Trigeminal neuralgia
Trigeminal neuralgia in dentistry
Trigeminal neuralgia is an orofacial pain condition that we dentists are the first to discover, because we often will complete a root canal or tooth extraction without pain relief.
This is the second in a series of posts about orofacial pain with difficult to diagnosis or unusual origin.
- Cracked tooth syndrome
- Trigeminal neuralgia (TN) JADA
- Atypical odontalgia
- Neuralgia-inducing cavitational osteonecrosis or NICO
- Referred pain
- Myofascial pain
- Burning Mouth Syndrome
- Oral dysesthesia
- First bite syndrome
- Barodontalgia
Trigeminal neuralgia etiology and symptoms
As the name implies this is a pain that originates from some sort of issue with a nerve. Compression or pressure, infection, or idiopathic may be the culprit in initially causing this pain to occur but for whatever reason the pain continues. Sometimes there exists a trigger point where the patient can touch and activate the pain, sometimes none exist. This pain can be very intense and will not respond to low levels of narcotics. The pain occurs in bouts of electric like pain. Like all neurologic pain, trigeminal neuralgia will be described as burning, tingling, stinging, electrical, piercing, cutting, or drilling. The Q-tip test can be helpful in determining central or trigeminal pain.
Many times this patient ends up with several root canals and or teeth pulled because they are unable to accurately describe the pain they are feeling and are desperate to relieve it. Hits most commonly in the fifth decade of life. Favors women slightly and those with MS are more likely to get.
Trigeminal neuralgia treatment
There are several treatment options for this condition from surgery to drugs depending on the cause. This will likely be decided by a neurologist after viewing an MRI or MRA., can see what trying to rule out on MRI here. Once a potential diagnosis of trigeminal neuralgia is made there is very little the dentist can do for the patient other than refer to neurologist or orofacial pain sub-specialist (Charles Greene or Joel Epstein). Common medications in use alone or in different combinations include carbamazepine, baclofen, phenytoin and gabapentin.

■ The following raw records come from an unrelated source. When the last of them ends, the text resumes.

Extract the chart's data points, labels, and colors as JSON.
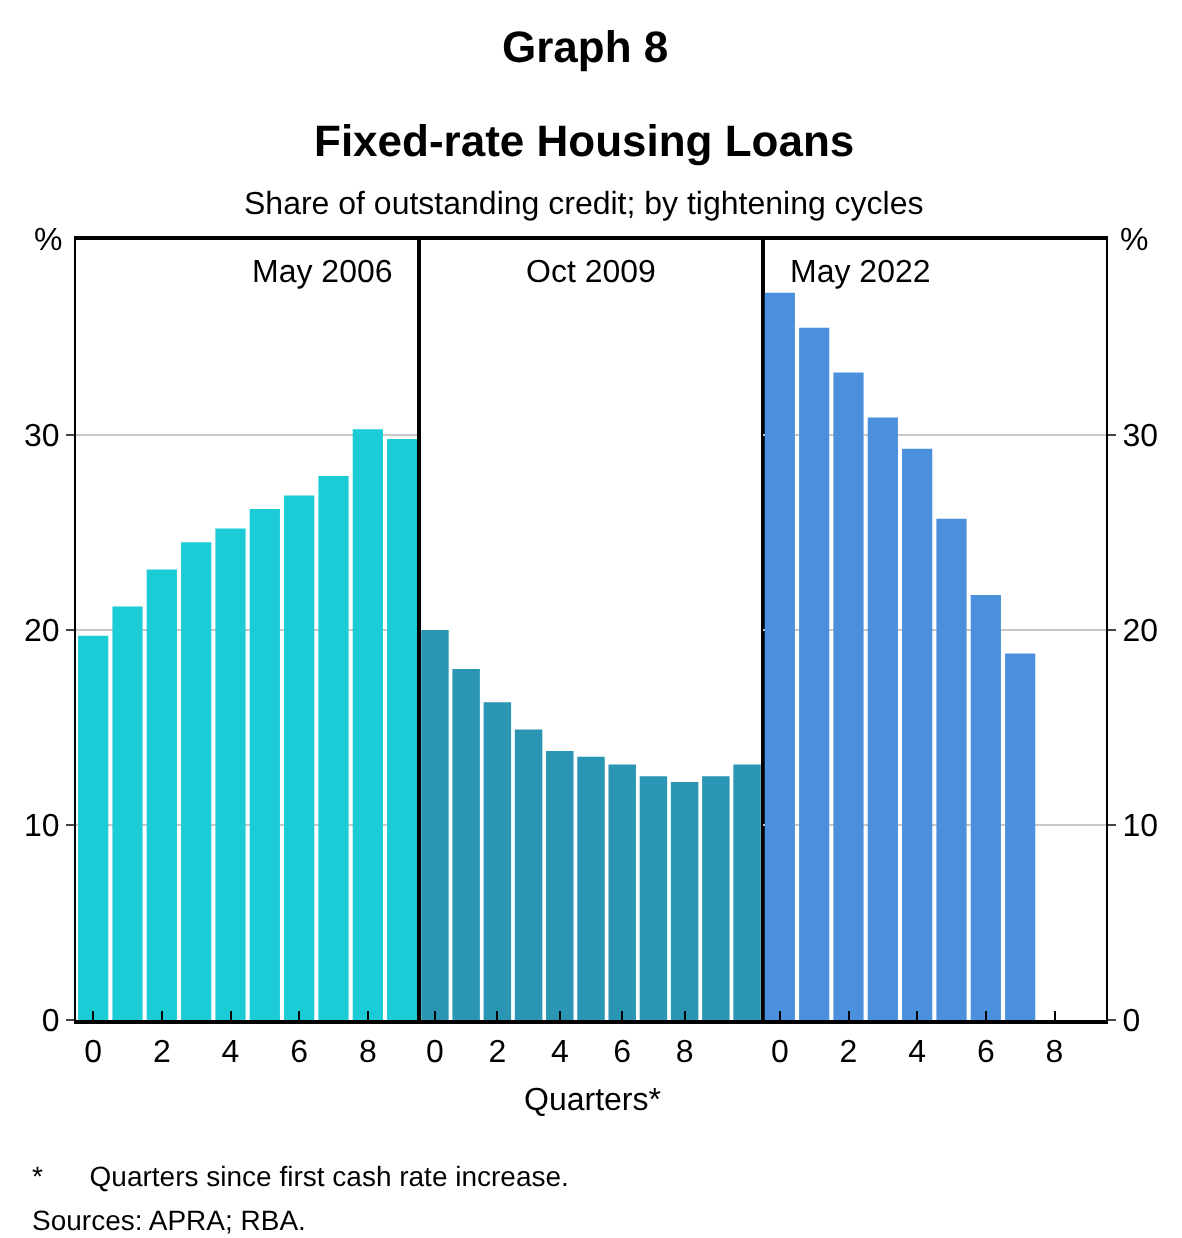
{
  "chart_data": [
    {
      "type": "bar",
      "title": "May 2006",
      "ylabel": "%",
      "x": [
        0,
        1,
        2,
        3,
        4,
        5,
        6,
        7,
        8,
        9
      ],
      "xlim": [
        -0.5,
        9.5
      ],
      "xticks": [
        0,
        2,
        4,
        6,
        8
      ],
      "ylim": [
        0,
        40
      ],
      "yticks": [
        0,
        10,
        20,
        30
      ],
      "grid": "y",
      "series": [
        {
          "color": "#1bccd6",
          "values": [
            19.7,
            21.2,
            23.1,
            24.5,
            25.2,
            26.2,
            26.9,
            27.9,
            30.3,
            29.8
          ]
        }
      ],
      "annotations": [
        "Graph 8",
        "Fixed-rate Housing Loans",
        "Share of outstanding credit; by tightening cycles",
        "*      Quarters since first cash rate increase.",
        "Sources: APRA; RBA."
      ]
    },
    {
      "type": "bar",
      "title": "Oct 2009",
      "xlabel": "Quarters*",
      "x": [
        0,
        1,
        2,
        3,
        4,
        5,
        6,
        7,
        8,
        9,
        10
      ],
      "xlim": [
        -0.5,
        10.5
      ],
      "xticks": [
        0,
        2,
        4,
        6,
        8
      ],
      "ylim": [
        0,
        40
      ],
      "grid": "y",
      "tick_labels": "x",
      "series": [
        {
          "color": "#2a96b4",
          "values": [
            20.0,
            18.0,
            16.3,
            14.9,
            13.8,
            13.5,
            13.1,
            12.5,
            12.2,
            12.5,
            13.1
          ]
        }
      ]
    },
    {
      "type": "bar",
      "title": "May 2022",
      "y2label": "%",
      "x": [
        0,
        1,
        2,
        3,
        4,
        5,
        6,
        7
      ],
      "xlim": [
        -0.5,
        9.5
      ],
      "xticks": [
        0,
        2,
        4,
        6,
        8
      ],
      "y2lim": [
        0,
        40
      ],
      "y2ticks": [
        0,
        10,
        20,
        30
      ],
      "grid": "y",
      "series": [
        {
          "color": "#4a90dc",
          "axis": "y2",
          "values": [
            37.3,
            35.5,
            33.2,
            30.9,
            29.3,
            25.7,
            21.8,
            18.8
          ]
        }
      ]
    }
  ]
}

I ran across this interesting more “holistic” approach of taking lemon fish oil 5 ml/day and palmitoyl ascorbate (PA) 1 g/twice daily; however, this sounds like “snake oil” to me.
Dr. Manish Kapadia has successfully treated some of our patients.
Trigeminal neuralgia classification
Trigeminal neuralgia classifications include typical, atypical, classical, idiopathic, secondary, or symptomatic.
Glossopharyngeal neuralgia
Glossopharyngeal neuralgia, which we do not have a post about, is basically the same as TN but occurs in the throat. It is rare with an annual incidence rate somewhere around 7 per 1 million. However, lack of knowledge of it’s existence certainly results in lower diagnosis levels. Thought to be secondary to trauma in many cases.
Symptoms are pain when chewing (rarely), coughing, swallowing, yawning, talking, and laughing. Pain is continuous, unilateral, burning or squeezing that exacerbates with stress. Furthermore there exists 2 sub-types of glossopharyngeal neuralgia, they are tympanic (ear) and oropharyngeal. Very hard for patient to locate pain because deep in the mouth, pharynx, or ear. Swallowing topical spray can be diagnostic. If it relieves the pain then the source may be glossopharyngeal neuralgia. Pain can be intense enough to cause patient to pass out and have tonic-clonic limb jerking. Article on AO TN and GPN Gen Dent Sept 2010
There are two forms, classic and secondary. Classic cases of glossopharyngeal neuralgia are from neurovascular compression. The secondary are from tumors, trauma, MS, carcinomas. Sude JADA 2019
Treatment includes TCAs, SSNRI, and anticonvulsants like pregabalin. TCAs then gabapentin is often the medications to try. Kohli JADA 2021
Post-traumatic Trigeminal Neuropathic Pain also known as Painful post-traumatic trigeminal neuropathy PPTN
Pain that typically starts after a dental procedure. Non-odontogenic that does not go away but a dentist can reduce or stop with local anesthetics. Usually the patient describes the pain as sharp, shooting and/or burning. We believe this occurs more than people know after root canals in particular. Treatment is best done by an orofacial pain expert but consists of s stent and 50/50 mix of 0.025% capsaicin in Orabase. It differs from persistent idiopathic facial pain (PIFP) due to PPTN having symptoms of allodynia and hyperalgesia vs dull pain and poor localization of the pain from PIFP.